As soon as we sat down with the erotic manga artist Toshio Maeda, also known as “tentacle master,” he repeatedly asked about our readers: “I just want to know how I should speak.” He clarified that he wanted to know how much he should sanitize his words. We said we wanted him to be nothing but himself. With a mischievous smile, Maeda warned again, “My language is full of shit. Just so you know, OK?”
APA chats with Toshio Maeda to talk tentacles and how his sexual curiosity has helped him develop his work.
This interview contains subject matter that may not be appropriate for those under 18.
APA: What inspired you to pursue a career in creating erotic manga?
Maeda: When I was 20, I had to decide where I was going to go with my art. I considered working on magazines for boys or women, but you can usually only last 10 years in that field because there are so many up and coming young artists. Things can change very quickly there. That’s why I decided to be a manga artist for grownups. I figured I could have a 30 year career. But after I debuted as a manga artist for grownups, so many different magazines for boys, women and even educational ones offered me work. I simultaneously did them all.

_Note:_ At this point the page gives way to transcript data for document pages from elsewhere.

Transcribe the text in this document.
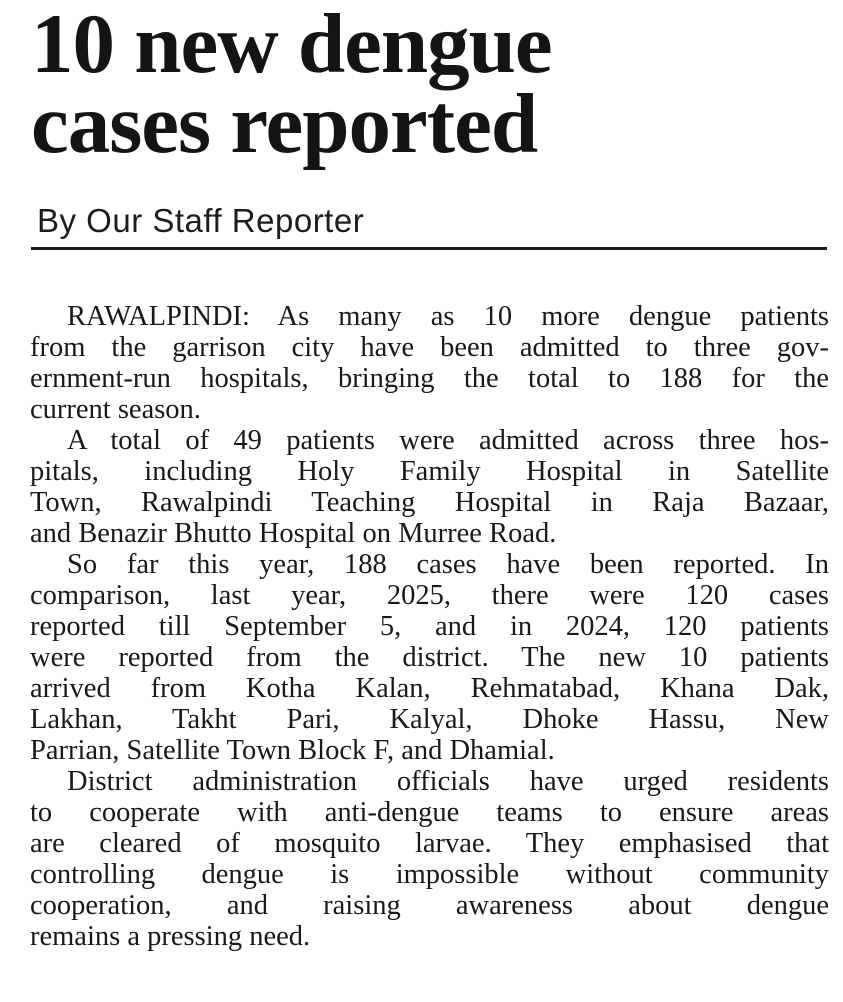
10 new dengue
cases reported
By Our Staff Reporter

RAWALPINDI: As many as 10 more dengue patients
from the garrison city have been admitted to three gov-
ernment-run hospitals, bringing the total to 188 for the
current season.

A total of 49 patients were admitted across three hos-
pitals, including Holy Family Hospital in Satellite
Town, Rawalpindi Teaching Hospital in Raja Bazaar,
and Benazir Bhutto Hospital on Murree Road.

So far this year, 188 cases have been reported. In
comparison, last year, 2025, there were 120 cases
reported till September 5, and in 2024, 120 patients
were reported from the district. The new 10 patients
arrived from Kotha Kalan, Rehmatabad, Khana Dak,
Lakhan, Takht Pari, Kalyal, Dhoke Hassu, New
Parrian, Satellite Town Block F, and Dhamial.

District administration officials have urged residents
to cooperate with anti-dengue teams to ensure areas
are cleared of mosquito larvae. They emphasised that
controlling dengue is impossible without community
cooperation, and raising awareness about dengue
remains a pressing need.
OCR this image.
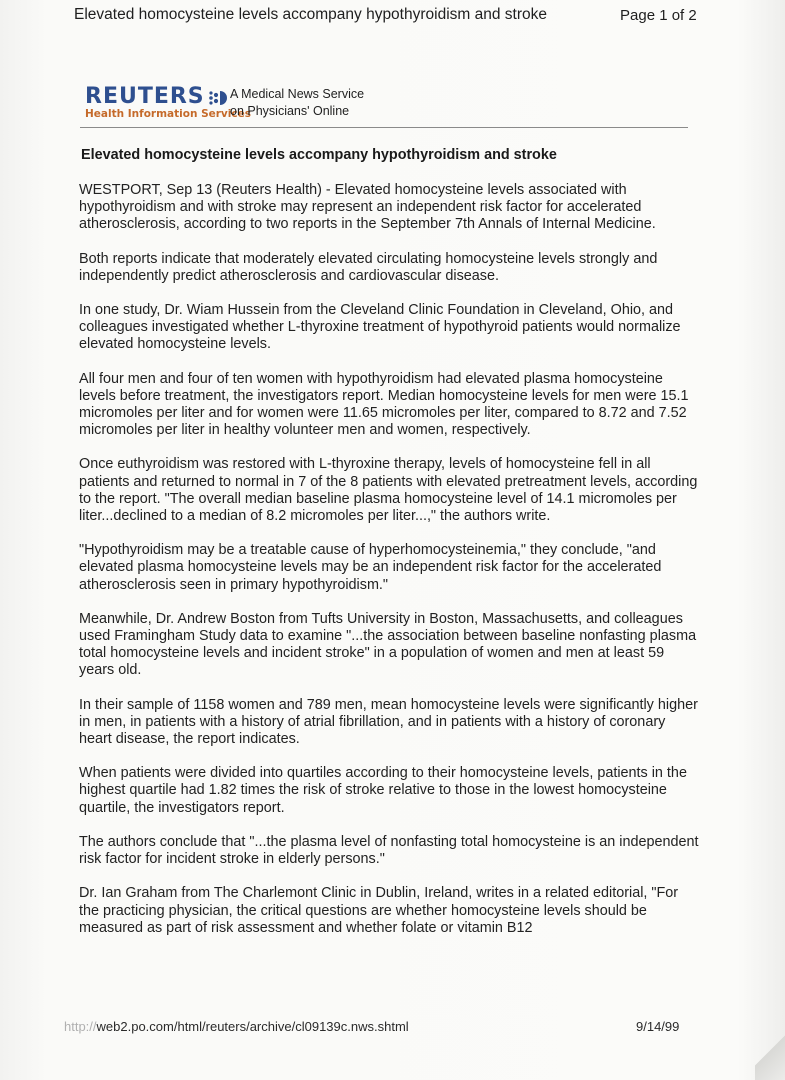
Elevated homocysteine levels accompany hypothyroidism and stroke	Page 1 of 2
REUTERS
Health Information Services
A Medical News Service
on Physicians' Online
Elevated homocysteine levels accompany hypothyroidism and stroke

WESTPORT, Sep 13 (Reuters Health) - Elevated homocysteine levels associated with hypothyroidism and with stroke may represent an independent risk factor for accelerated atherosclerosis, according to two reports in the September 7th Annals of Internal Medicine.

Both reports indicate that moderately elevated circulating homocysteine levels strongly and independently predict atherosclerosis and cardiovascular disease.

In one study, Dr. Wiam Hussein from the Cleveland Clinic Foundation in Cleveland, Ohio, and colleagues investigated whether L-thyroxine treatment of hypothyroid patients would normalize elevated homocysteine levels.

All four men and four of ten women with hypothyroidism had elevated plasma homocysteine levels before treatment, the investigators report. Median homocysteine levels for men were 15.1 micromoles per liter and for women were 11.65 micromoles per liter, compared to 8.72 and 7.52 micromoles per liter in healthy volunteer men and women, respectively.

Once euthyroidism was restored with L-thyroxine therapy, levels of homocysteine fell in all patients and returned to normal in 7 of the 8 patients with elevated pretreatment levels, according to the report. "The overall median baseline plasma homocysteine level of 14.1 micromoles per liter...declined to a median of 8.2 micromoles per liter...," the authors write.

"Hypothyroidism may be a treatable cause of hyperhomocysteinemia," they conclude, "and elevated plasma homocysteine levels may be an independent risk factor for the accelerated atherosclerosis seen in primary hypothyroidism."

Meanwhile, Dr. Andrew Boston from Tufts University in Boston, Massachusetts, and colleagues used Framingham Study data to examine "...the association between baseline nonfasting plasma total homocysteine levels and incident stroke" in a population of women and men at least 59 years old.

In their sample of 1158 women and 789 men, mean homocysteine levels were significantly higher in men, in patients with a history of atrial fibrillation, and in patients with a history of coronary heart disease, the report indicates.

When patients were divided into quartiles according to their homocysteine levels, patients in the highest quartile had 1.82 times the risk of stroke relative to those in the lowest homocysteine quartile, the investigators report.

The authors conclude that "...the plasma level of nonfasting total homocysteine is an independent risk factor for incident stroke in elderly persons."

Dr. Ian Graham from The Charlemont Clinic in Dublin, Ireland, writes in a related editorial, "For the practicing physician, the critical questions are whether homocysteine levels should be measured as part of risk assessment and whether folate or vitamin B12

http://web2.po.com/html/reuters/archive/cl09139c.nws.shtml	9/14/99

I’d say I’m a jack of all trades, but master of none. Maybe master of tentacles. [laughs] I’m joking.
APA: You mentioned that you do all kinds of work, not just erotic manga. Has your reputation as a pioneer in erotic manga genre impacted other opportunities?

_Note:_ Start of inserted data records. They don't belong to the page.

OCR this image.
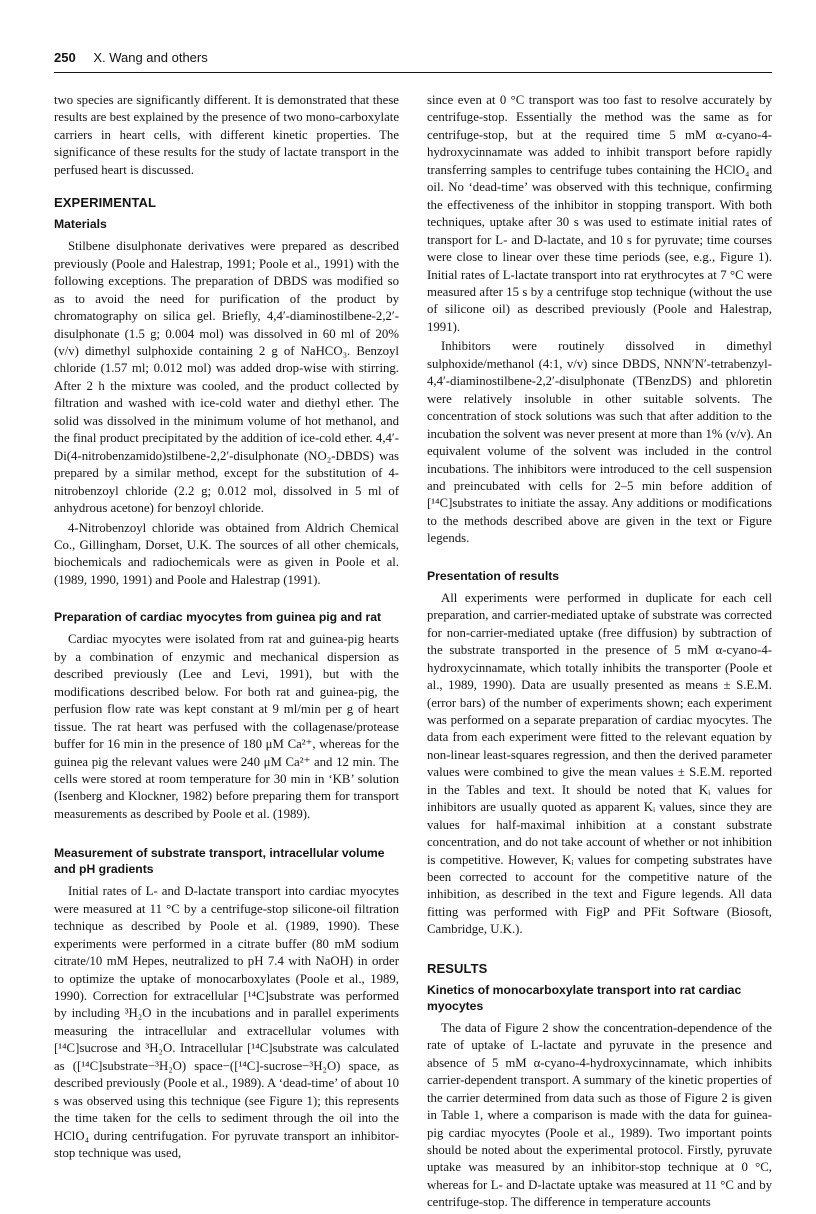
250 X. Wang and others

two species are significantly different. It is demonstrated that these results are best explained by the presence of two mono-carboxylate carriers in heart cells, with different kinetic properties. The significance of these results for the study of lactate transport in the perfused heart is discussed.

EXPERIMENTAL
Materials

Stilbene disulphonate derivatives were prepared as described previously (Poole and Halestrap, 1991; Poole et al., 1991) with the following exceptions. The preparation of DBDS was modified so as to avoid the need for purification of the product by chromatography on silica gel. Briefly, 4,4′-diaminostilbene-2,2′-disulphonate (1.5 g; 0.004 mol) was dissolved in 60 ml of 20% (v/v) dimethyl sulphoxide containing 2 g of NaHCO₃. Benzoyl chloride (1.57 ml; 0.012 mol) was added drop-wise with stirring. After 2 h the mixture was cooled, and the product collected by filtration and washed with ice-cold water and diethyl ether. The solid was dissolved in the minimum volume of hot methanol, and the final product precipitated by the addition of ice-cold ether. 4,4′-Di(4-nitrobenzamido)stilbene-2,2′-disulphonate (NO₂-DBDS) was prepared by a similar method, except for the substitution of 4-nitrobenzoyl chloride (2.2 g; 0.012 mol, dissolved in 5 ml of anhydrous acetone) for benzoyl chloride.

4-Nitrobenzoyl chloride was obtained from Aldrich Chemical Co., Gillingham, Dorset, U.K. The sources of all other chemicals, biochemicals and radiochemicals were as given in Poole et al. (1989, 1990, 1991) and Poole and Halestrap (1991).

Preparation of cardiac myocytes from guinea pig and rat

Cardiac myocytes were isolated from rat and guinea-pig hearts by a combination of enzymic and mechanical dispersion as described previously (Lee and Levi, 1991), but with the modifications described below. For both rat and guinea-pig, the perfusion flow rate was kept constant at 9 ml/min per g of heart tissue. The rat heart was perfused with the collagenase/protease buffer for 16 min in the presence of 180 μM Ca²⁺, whereas for the guinea pig the relevant values were 240 μM Ca²⁺ and 12 min. The cells were stored at room temperature for 30 min in ‘KB’ solution (Isenberg and Klockner, 1982) before preparing them for transport measurements as described by Poole et al. (1989).

Measurement of substrate transport, intracellular volume and pH gradients

Initial rates of L- and D-lactate transport into cardiac myocytes were measured at 11 °C by a centrifuge-stop silicone-oil filtration technique as described by Poole et al. (1989, 1990). These experiments were performed in a citrate buffer (80 mM sodium citrate/10 mM Hepes, neutralized to pH 7.4 with NaOH) in order to optimize the uptake of monocarboxylates (Poole et al., 1989, 1990). Correction for extracellular [¹⁴C]substrate was performed by including ³H₂O in the incubations and in parallel experiments measuring the intracellular and extracellular volumes with [¹⁴C]sucrose and ³H₂O. Intracellular [¹⁴C]substrate was calculated as ([¹⁴C]substrate−³H₂O) space−([¹⁴C]-sucrose−³H₂O) space, as described previously (Poole et al., 1989). A ‘dead-time’ of about 10 s was observed using this technique (see Figure 1); this represents the time taken for the cells to sediment through the oil into the HClO₄ during centrifugation. For pyruvate transport an inhibitor-stop technique was used,

since even at 0 °C transport was too fast to resolve accurately by centrifuge-stop. Essentially the method was the same as for centrifuge-stop, but at the required time 5 mM α-cyano-4-hydroxycinnamate was added to inhibit transport before rapidly transferring samples to centrifuge tubes containing the HClO₄ and oil. No ‘dead-time’ was observed with this technique, confirming the effectiveness of the inhibitor in stopping transport. With both techniques, uptake after 30 s was used to estimate initial rates of transport for L- and D-lactate, and 10 s for pyruvate; time courses were close to linear over these time periods (see, e.g., Figure 1). Initial rates of L-lactate transport into rat erythrocytes at 7 °C were measured after 15 s by a centrifuge stop technique (without the use of silicone oil) as described previously (Poole and Halestrap, 1991).

Inhibitors were routinely dissolved in dimethyl sulphoxide/methanol (4:1, v/v) since DBDS, NNN′N′-tetrabenzyl-4,4′-diaminostilbene-2,2′-disulphonate (TBenzDS) and phloretin were relatively insoluble in other suitable solvents. The concentration of stock solutions was such that after addition to the incubation the solvent was never present at more than 1% (v/v). An equivalent volume of the solvent was included in the control incubations. The inhibitors were introduced to the cell suspension and preincubated with cells for 2–5 min before addition of [¹⁴C]substrates to initiate the assay. Any additions or modifications to the methods described above are given in the text or Figure legends.

Presentation of results

All experiments were performed in duplicate for each cell preparation, and carrier-mediated uptake of substrate was corrected for non-carrier-mediated uptake (free diffusion) by subtraction of the substrate transported in the presence of 5 mM α-cyano-4-hydroxycinnamate, which totally inhibits the transporter (Poole et al., 1989, 1990). Data are usually presented as means ± S.E.M. (error bars) of the number of experiments shown; each experiment was performed on a separate preparation of cardiac myocytes. The data from each experiment were fitted to the relevant equation by non-linear least-squares regression, and then the derived parameter values were combined to give the mean values ± S.E.M. reported in the Tables and text. It should be noted that Kᵢ values for inhibitors are usually quoted as apparent Kᵢ values, since they are values for half-maximal inhibition at a constant substrate concentration, and do not take account of whether or not inhibition is competitive. However, Kᵢ values for competing substrates have been corrected to account for the competitive nature of the inhibition, as described in the text and Figure legends. All data fitting was performed with FigP and PFit Software (Biosoft, Cambridge, U.K.).

RESULTS
Kinetics of monocarboxylate transport into rat cardiac myocytes

The data of Figure 2 show the concentration-dependence of the rate of uptake of L-lactate and pyruvate in the presence and absence of 5 mM α-cyano-4-hydroxycinnamate, which inhibits carrier-dependent transport. A summary of the kinetic properties of the carrier determined from data such as those of Figure 2 is given in Table 1, where a comparison is made with the data for guinea-pig cardiac myocytes (Poole et al., 1989). Two important points should be noted about the experimental protocol. Firstly, pyruvate uptake was measured by an inhibitor-stop technique at 0 °C, whereas for L- and D-lactate uptake was measured at 11 °C and by centrifuge-stop. The difference in temperature accounts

Maeda: In Japan, it’s nothing. When I say I do erotic manga, nobody seems to care. They just say, “Oh, that’s cool.” So, I can do many other kinds of work at the same time. They don’t really give a shit and I dont give a rat’s ass either. [laughs] When people see my art, they see it as my career; it is not me.
APA: How is it that you became known as the tentacle master?
Maeda: I’m known for my use of tentacles in my works. The purpose was to deal with censorship. When I first came up with the idea, censorship of adult magazines was so strict. When a man and a woman were in bed together, they had to be apart. How can you have sex with no physical contact? So, I invented tentacle scenes. Tentacles are long and they can reach. Tentacles are not genitals, I’d say; they’re a part of the body. Humans can’t have such long tentacles, so they’re monsters. Men only have one [penis], but even after having sex, you feel so tired. But now you have several tentacles? And you used them all? You’d faint or just die. Instantly die. [laughs]
APA: But if he’s a monster, maybe he can last longer.
Maeda: You’re right. Think about another thing. In the morning, men have morning wood. But if you have morning wood with tentacles, then you’d be floating. You wouldn’t be able to go to the bathroom, so you’d just leak on the spot. [laughs]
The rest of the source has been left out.